A l’origine de ce film, on trouve la bande-dessinée de Chester Gould parue initialement en 1931 et rapidement adaptée au cinéma (dès 1937) dans une tripotée de serials et de longs-métrages plus ou moins mémorables au cours desquels le détective se frottait à une succession de bad guys saugrenus tout en expérimentant moult gadgets kitchissimes.

Très populaire aux Etats-Unis, le héros pulp n’en demeurait pas moins relativement méconnu dans nos contrées durant plusieurs décennies. Tombé progressivement dans l’oubli outre-atlantique, le héros fit son grand retour en 1990 via l’adaptation cinématographique que lui consacra alors l’acteur-réalisateur-producteur Warren Beatty. Une adaptation que l’on imagine aujourd’hui un rien boostée par le carton planétaire du Batman de Tim Burton, sorti quelques mois auparavant.

Loin de l’atmosphère délicieusement sordide des premières adaptations ciné du comic-book, ce Dick Tracy surprend avant tout par sa direction artistique flamboyante et ses couleurs saturées accentuant le surréalisme d’une intrigue par ailleurs minimaliste.
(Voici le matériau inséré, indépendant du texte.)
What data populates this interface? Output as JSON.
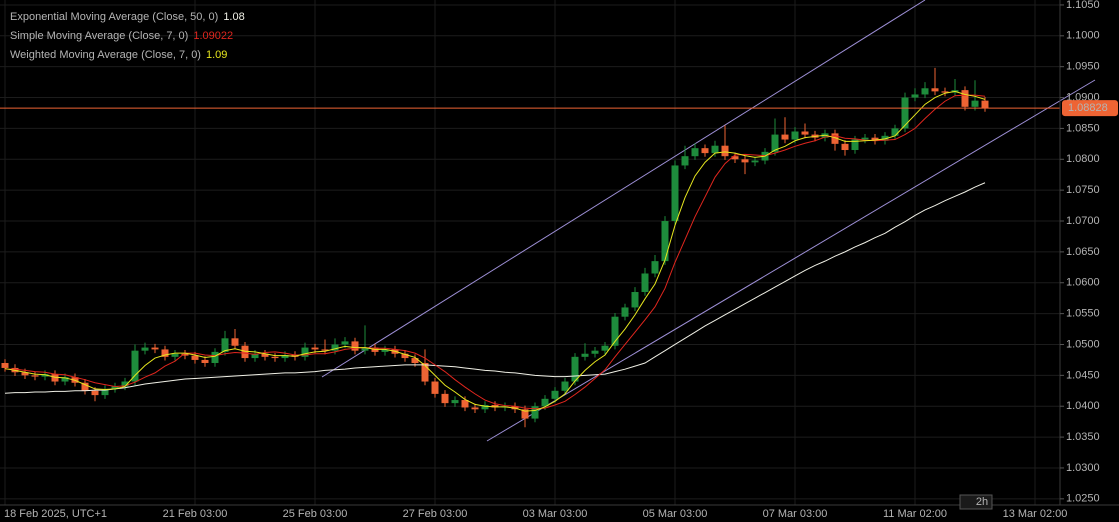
{
  "chart_data": {
    "type": "candlestick",
    "categories": [
      "18 Feb 2025, UTC+1",
      null,
      null,
      null,
      null,
      null,
      null,
      null,
      null,
      null,
      null,
      null,
      null,
      null,
      null,
      null,
      null,
      null,
      null,
      "21 Feb 03:00",
      null,
      null,
      null,
      null,
      null,
      null,
      null,
      null,
      null,
      null,
      null,
      "25 Feb 03:00",
      null,
      null,
      null,
      null,
      null,
      null,
      null,
      null,
      null,
      null,
      null,
      "27 Feb 03:00",
      null,
      null,
      null,
      null,
      null,
      null,
      null,
      null,
      null,
      null,
      null,
      "03 Mar 03:00",
      null,
      null,
      null,
      null,
      null,
      null,
      null,
      null,
      null,
      null,
      null,
      "05 Mar 03:00",
      null,
      null,
      null,
      null,
      null,
      null,
      null,
      null,
      null,
      null,
      null,
      "07 Mar 03:00",
      null,
      null,
      null,
      null,
      null,
      null,
      null,
      null,
      null,
      null,
      null,
      "11 Mar 02:00",
      null,
      null,
      null,
      null,
      null,
      null,
      null,
      null,
      null,
      null,
      null,
      "13 Mar 02:00"
    ],
    "ohlc": [
      [
        1.047,
        1.0476,
        1.0456,
        1.0462
      ],
      [
        1.0462,
        1.0468,
        1.0449,
        1.0455
      ],
      [
        1.0455,
        1.0461,
        1.0444,
        1.045
      ],
      [
        1.045,
        1.0456,
        1.0442,
        1.0448
      ],
      [
        1.0448,
        1.0458,
        1.0442,
        1.0452
      ],
      [
        1.0452,
        1.0458,
        1.0434,
        1.044
      ],
      [
        1.044,
        1.0453,
        1.0434,
        1.0447
      ],
      [
        1.0447,
        1.0453,
        1.0432,
        1.0438
      ],
      [
        1.0438,
        1.0444,
        1.0419,
        1.0425
      ],
      [
        1.0425,
        1.0431,
        1.0408,
        1.0418
      ],
      [
        1.0418,
        1.0434,
        1.0412,
        1.0428
      ],
      [
        1.0428,
        1.0438,
        1.0422,
        1.0432
      ],
      [
        1.0432,
        1.0446,
        1.0426,
        1.044
      ],
      [
        1.044,
        1.05,
        1.0434,
        1.049
      ],
      [
        1.049,
        1.0503,
        1.0484,
        1.0495
      ],
      [
        1.0495,
        1.0501,
        1.0486,
        1.0492
      ],
      [
        1.0492,
        1.0498,
        1.0474,
        1.048
      ],
      [
        1.048,
        1.0491,
        1.0474,
        1.0485
      ],
      [
        1.0485,
        1.0491,
        1.0476,
        1.0482
      ],
      [
        1.0482,
        1.0488,
        1.0469,
        1.0475
      ],
      [
        1.0475,
        1.0481,
        1.0464,
        1.047
      ],
      [
        1.047,
        1.0494,
        1.0464,
        1.0488
      ],
      [
        1.0488,
        1.0522,
        1.0482,
        1.051
      ],
      [
        1.051,
        1.0525,
        1.0492,
        1.0498
      ],
      [
        1.0498,
        1.0504,
        1.0472,
        1.0478
      ],
      [
        1.0478,
        1.0491,
        1.0472,
        1.0485
      ],
      [
        1.0485,
        1.0491,
        1.0474,
        1.048
      ],
      [
        1.048,
        1.0486,
        1.0472,
        1.0478
      ],
      [
        1.0478,
        1.0489,
        1.0472,
        1.0483
      ],
      [
        1.0483,
        1.0489,
        1.0474,
        1.048
      ],
      [
        1.048,
        1.0503,
        1.0474,
        1.0495
      ],
      [
        1.0495,
        1.0501,
        1.0486,
        1.0492
      ],
      [
        1.0492,
        1.0508,
        1.0484,
        1.049
      ],
      [
        1.049,
        1.051,
        1.0484,
        1.05
      ],
      [
        1.05,
        1.0512,
        1.0494,
        1.0505
      ],
      [
        1.0505,
        1.0511,
        1.0484,
        1.049
      ],
      [
        1.049,
        1.0531,
        1.0484,
        1.0495
      ],
      [
        1.0495,
        1.0501,
        1.0482,
        1.0488
      ],
      [
        1.0488,
        1.0498,
        1.0482,
        1.0492
      ],
      [
        1.0492,
        1.0498,
        1.0479,
        1.0485
      ],
      [
        1.0485,
        1.0491,
        1.0472,
        1.0478
      ],
      [
        1.0478,
        1.0484,
        1.0464,
        1.047
      ],
      [
        1.047,
        1.0492,
        1.0434,
        1.044
      ],
      [
        1.044,
        1.0446,
        1.0414,
        1.042
      ],
      [
        1.042,
        1.0426,
        1.0399,
        1.0405
      ],
      [
        1.0405,
        1.0416,
        1.0399,
        1.041
      ],
      [
        1.041,
        1.0416,
        1.0392,
        1.0398
      ],
      [
        1.0398,
        1.0404,
        1.0389,
        1.0395
      ],
      [
        1.0395,
        1.0408,
        1.0389,
        1.0402
      ],
      [
        1.0402,
        1.0408,
        1.0392,
        1.0398
      ],
      [
        1.0398,
        1.0406,
        1.0392,
        1.04
      ],
      [
        1.04,
        1.0406,
        1.0389,
        1.0395
      ],
      [
        1.0395,
        1.0401,
        1.0366,
        1.038
      ],
      [
        1.038,
        1.0406,
        1.0374,
        1.04
      ],
      [
        1.04,
        1.0418,
        1.0394,
        1.0412
      ],
      [
        1.0412,
        1.0431,
        1.0406,
        1.0425
      ],
      [
        1.0425,
        1.0446,
        1.0419,
        1.044
      ],
      [
        1.044,
        1.0486,
        1.0434,
        1.048
      ],
      [
        1.048,
        1.0502,
        1.0474,
        1.0485
      ],
      [
        1.0485,
        1.0496,
        1.0479,
        1.049
      ],
      [
        1.049,
        1.0504,
        1.0484,
        1.0498
      ],
      [
        1.0498,
        1.0551,
        1.0492,
        1.0545
      ],
      [
        1.0545,
        1.0566,
        1.0539,
        1.056
      ],
      [
        1.056,
        1.0593,
        1.0554,
        1.0585
      ],
      [
        1.0585,
        1.0624,
        1.0579,
        1.0615
      ],
      [
        1.0615,
        1.0645,
        1.0609,
        1.0635
      ],
      [
        1.0635,
        1.0708,
        1.0629,
        1.07
      ],
      [
        1.07,
        1.0798,
        1.0694,
        1.079
      ],
      [
        1.079,
        1.0822,
        1.0784,
        1.0805
      ],
      [
        1.0805,
        1.0826,
        1.0799,
        1.0818
      ],
      [
        1.0818,
        1.0824,
        1.0804,
        1.081
      ],
      [
        1.081,
        1.083,
        1.0804,
        1.0822
      ],
      [
        1.0822,
        1.0855,
        1.0799,
        1.0805
      ],
      [
        1.0805,
        1.0811,
        1.0794,
        1.08
      ],
      [
        1.08,
        1.0806,
        1.0776,
        1.0795
      ],
      [
        1.0795,
        1.0804,
        1.0789,
        1.0798
      ],
      [
        1.0798,
        1.0818,
        1.0792,
        1.0812
      ],
      [
        1.0812,
        1.0866,
        1.0806,
        1.084
      ],
      [
        1.084,
        1.0868,
        1.0826,
        1.0832
      ],
      [
        1.0832,
        1.0852,
        1.0826,
        1.0845
      ],
      [
        1.0845,
        1.0858,
        1.0834,
        1.084
      ],
      [
        1.084,
        1.0846,
        1.0829,
        1.0835
      ],
      [
        1.0835,
        1.0848,
        1.0829,
        1.0842
      ],
      [
        1.0842,
        1.0848,
        1.0814,
        1.0825
      ],
      [
        1.0825,
        1.0831,
        1.0806,
        1.0815
      ],
      [
        1.0815,
        1.0838,
        1.0809,
        1.0832
      ],
      [
        1.0832,
        1.0841,
        1.0826,
        1.0835
      ],
      [
        1.0835,
        1.0841,
        1.0824,
        1.083
      ],
      [
        1.083,
        1.0844,
        1.0824,
        1.0838
      ],
      [
        1.0838,
        1.0856,
        1.0832,
        1.085
      ],
      [
        1.085,
        1.0908,
        1.0844,
        1.09
      ],
      [
        1.09,
        1.0915,
        1.0894,
        1.0905
      ],
      [
        1.0905,
        1.0925,
        1.0899,
        1.0915
      ],
      [
        1.0915,
        1.0948,
        1.0904,
        1.091
      ],
      [
        1.091,
        1.0916,
        1.0902,
        1.0908
      ],
      [
        1.0908,
        1.093,
        1.0902,
        1.0912
      ],
      [
        1.0912,
        1.0918,
        1.0879,
        1.0885
      ],
      [
        1.0885,
        1.0928,
        1.0879,
        1.0895
      ],
      [
        1.0895,
        1.0901,
        1.0877,
        1.0883
      ],
      null,
      null,
      null,
      null,
      null
    ],
    "up_color": "#1e8c3c",
    "down_color": "#ee6434",
    "series": [
      {
        "name": "Exponential Moving Average (Close, 50, 0)",
        "color": "#f0f0e6",
        "legend_value": 1.08,
        "values": [
          1.0421,
          1.0422,
          1.0422,
          1.0423,
          1.0423,
          1.0424,
          1.0424,
          1.0425,
          1.0425,
          1.0426,
          1.0426,
          1.0428,
          1.043,
          1.0433,
          1.0436,
          1.0438,
          1.044,
          1.0442,
          1.0444,
          1.0445,
          1.0446,
          1.0447,
          1.0448,
          1.0449,
          1.045,
          1.0451,
          1.0452,
          1.0453,
          1.0454,
          1.0454,
          1.0455,
          1.0456,
          1.0458,
          1.0459,
          1.046,
          1.0462,
          1.0463,
          1.0464,
          1.0465,
          1.0466,
          1.0467,
          1.0467,
          1.0467,
          1.0466,
          1.0465,
          1.0464,
          1.0462,
          1.046,
          1.0458,
          1.0457,
          1.0455,
          1.0454,
          1.0452,
          1.045,
          1.0449,
          1.0448,
          1.0448,
          1.0449,
          1.045,
          1.0451,
          1.0452,
          1.0456,
          1.046,
          1.0465,
          1.047,
          1.048,
          1.049,
          1.05,
          1.051,
          1.052,
          1.053,
          1.0539,
          1.0548,
          1.0557,
          1.0566,
          1.0575,
          1.0584,
          1.0593,
          1.0602,
          1.0611,
          1.062,
          1.0628,
          1.0635,
          1.0643,
          1.065,
          1.0658,
          1.0665,
          1.0673,
          1.068,
          1.069,
          1.0699,
          1.0709,
          1.0718,
          1.0725,
          1.0733,
          1.074,
          1.0747,
          1.0755,
          1.0762,
          null,
          null,
          null,
          null,
          null
        ]
      },
      {
        "name": "Simple Moving Average (Close, 7, 0)",
        "color": "#e0261e",
        "legend_value": 1.09022,
        "values": [
          1.046,
          1.046,
          1.0458,
          1.0456,
          1.0455,
          1.0452,
          1.0451,
          1.0447,
          1.0443,
          1.0438,
          1.0435,
          1.0432,
          1.0433,
          1.0439,
          1.0447,
          1.0454,
          1.0465,
          1.0473,
          1.0486,
          1.0486,
          1.0483,
          1.0482,
          1.0485,
          1.0487,
          1.0486,
          1.0484,
          1.0487,
          1.0488,
          1.0486,
          1.0483,
          1.0483,
          1.0485,
          1.0485,
          1.0488,
          1.0492,
          1.0494,
          1.0495,
          1.0494,
          1.0494,
          1.0492,
          1.049,
          1.0486,
          1.0478,
          1.0467,
          1.0456,
          1.0443,
          1.0431,
          1.042,
          1.041,
          1.0404,
          1.0401,
          1.04,
          1.0397,
          1.0396,
          1.0397,
          1.0402,
          1.0408,
          1.0419,
          1.0431,
          1.0445,
          1.0459,
          1.048,
          1.05,
          1.052,
          1.054,
          1.0561,
          1.0591,
          1.0633,
          1.067,
          1.0707,
          1.0739,
          1.0771,
          1.0793,
          1.0807,
          1.0808,
          1.0807,
          1.0806,
          1.081,
          1.0815,
          1.0821,
          1.0826,
          1.083,
          1.0836,
          1.0838,
          1.0834,
          1.0833,
          1.0831,
          1.083,
          1.0831,
          1.0832,
          1.084,
          1.085,
          1.0866,
          1.0881,
          1.0894,
          1.0903,
          1.0904,
          1.0904,
          1.0902,
          null,
          null,
          null,
          null,
          null
        ]
      },
      {
        "name": "Weighted Moving Average (Close, 7, 0)",
        "color": "#e6e61e",
        "legend_value": 1.09,
        "values": [
          1.0461,
          1.0458,
          1.0455,
          1.0452,
          1.0451,
          1.0447,
          1.0446,
          1.0442,
          1.0435,
          1.0428,
          1.0427,
          1.0428,
          1.0432,
          1.045,
          1.0466,
          1.0478,
          1.0483,
          1.0486,
          1.0486,
          1.0483,
          1.0479,
          1.0481,
          1.049,
          1.0493,
          1.0489,
          1.0488,
          1.0485,
          1.0482,
          1.0482,
          1.0481,
          1.0485,
          1.0488,
          1.0489,
          1.0493,
          1.0497,
          1.0495,
          1.0495,
          1.0492,
          1.0492,
          1.0489,
          1.0484,
          1.0479,
          1.0466,
          1.045,
          1.0434,
          1.0423,
          1.0411,
          1.0403,
          1.04,
          1.0399,
          1.0399,
          1.0397,
          1.0392,
          1.0393,
          1.0399,
          1.0408,
          1.042,
          1.0441,
          1.0458,
          1.0472,
          1.0483,
          1.0505,
          1.0525,
          1.0548,
          1.0574,
          1.0598,
          1.0637,
          1.0693,
          1.0738,
          1.0773,
          1.0795,
          1.081,
          1.0812,
          1.081,
          1.0806,
          1.0803,
          1.0805,
          1.0815,
          1.0821,
          1.083,
          1.0835,
          1.0837,
          1.0839,
          1.0835,
          1.0829,
          1.0829,
          1.083,
          1.0831,
          1.0833,
          1.0838,
          1.0855,
          1.0872,
          1.0889,
          1.09,
          1.0907,
          1.091,
          1.0905,
          1.0902,
          1.0897,
          null,
          null,
          null,
          null,
          null
        ]
      }
    ],
    "ylim": [
      1.024,
      1.1058
    ],
    "yticks": [
      {
        "value": 1.025,
        "label": "1.0250"
      },
      {
        "value": 1.03,
        "label": "1.0300"
      },
      {
        "value": 1.035,
        "label": "1.0350"
      },
      {
        "value": 1.04,
        "label": "1.0400"
      },
      {
        "value": 1.045,
        "label": "1.0450"
      },
      {
        "value": 1.05,
        "label": "1.0500"
      },
      {
        "value": 1.055,
        "label": "1.0550"
      },
      {
        "value": 1.06,
        "label": "1.0600"
      },
      {
        "value": 1.065,
        "label": "1.0650"
      },
      {
        "value": 1.07,
        "label": "1.0700"
      },
      {
        "value": 1.075,
        "label": "1.0750"
      },
      {
        "value": 1.08,
        "label": "1.0800"
      },
      {
        "value": 1.085,
        "label": "1.0850"
      },
      {
        "value": 1.09,
        "label": "1.0900"
      },
      {
        "value": 1.095,
        "label": "1.0950"
      },
      {
        "value": 1.1,
        "label": "1.1000"
      },
      {
        "value": 1.105,
        "label": "1.1050"
      }
    ],
    "grid": true,
    "last_price": 1.08828,
    "last_price_color": "#ee6434",
    "timeframe": "2h"
  }
}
Dick Tracy, un détective dur à cuire, part en croisade contre le grand patron du crime Big Boy Caprice lequel tel un Al Capone grotesque élimine chacun de ses concurrents pour s’assurer le contrôle de tout le crime organisé de la ville. Le gangster tend un piège à Tracy qui se retrouve bientôt accusé à tort d’un crime qu’il n’a pas commis. Aidé du Kid, un petit orphelin fort en gouaille, le détective compte bien prouver son innocence et mettre Big Boy derrière les barreaux.

Une trame simpliste et très manichéenne qui aurait pu être rédhibitoire si Beatty n’assumait pleinement son parti-pris caricatural en accentuant tous les aspects les plus outranciers de son intrigue à l’image. Car au-delà des couleurs criardes et de son esthétique rétro-noire des plus fantasmée, Beatty s’amuse à caractériser ses mafieux en les affublant de faciès grotesques et inquiétants, sensés révéler leurs traits de caractères prédominants. Un parti-pris qui renvoie d’ailleurs aux illustrations de Gould lequel n’hésitait pas à déformer les traits des différents antagonistes de ses intrigues. Al Pacino est donc méconnaissable en Big Boy Caprice, ignoble gnome au visage boursouflé et c’est un plaisir de voir l’acteur se laisser aller à l’exercice du cabotinage excessif, loin de ses rôles de composition habituels. On retrouve également avec plaisir certaines guests stars de renom (Dustin Hoffman, James Caan, Paul Sorvino, Charles Durning) dont les maquillages grotesques ne suffisent pas à masquer leur savoureux numéro d’acteur. Un traitement esthétique que Beatty épargnera heureusement à Madonna laquelle incarne une sublime vamp énigmatique, sorte de Marylin Monroe des bas-fonds (un rôle qui lui permit en outre de remporter l’oscar de la meilleure chanson originale). A cette étonnante galerie de personnages s’ajoute aussi un mystérieux tueur cagoulé dont l’identité ne surprendra personne.

Avec ce Dick Tracy, Beatty réussit donc la transposition du comic à l’écran et se livre finalement à un exercice de style périlleux (puisque jouant constamment par son esthétique du manichéisme de sa trame) mais totalement assumé et réussi. Des qualités formelles qui rattrapent la minceur d’un scénario qu’on aurait souhaité plus original et marquant. Certes, Beatty s’approprie les codes du film noir et les accentue à outrance mais sans jamais vraiment se risquer à les détourner comme l’avait fait Zemeckis avec son Qui veut la peau de Roger Rabbit ? par exemple. En résulte un scénario prévisible de bout en bout qui perd en originalité ce que la réalisation gagne en audace stylistique.

Un bémol qui ne suffit pourtant pas à atténuer la singularité surprenante d’une oeuvre qui gagne largement à être redécouverte.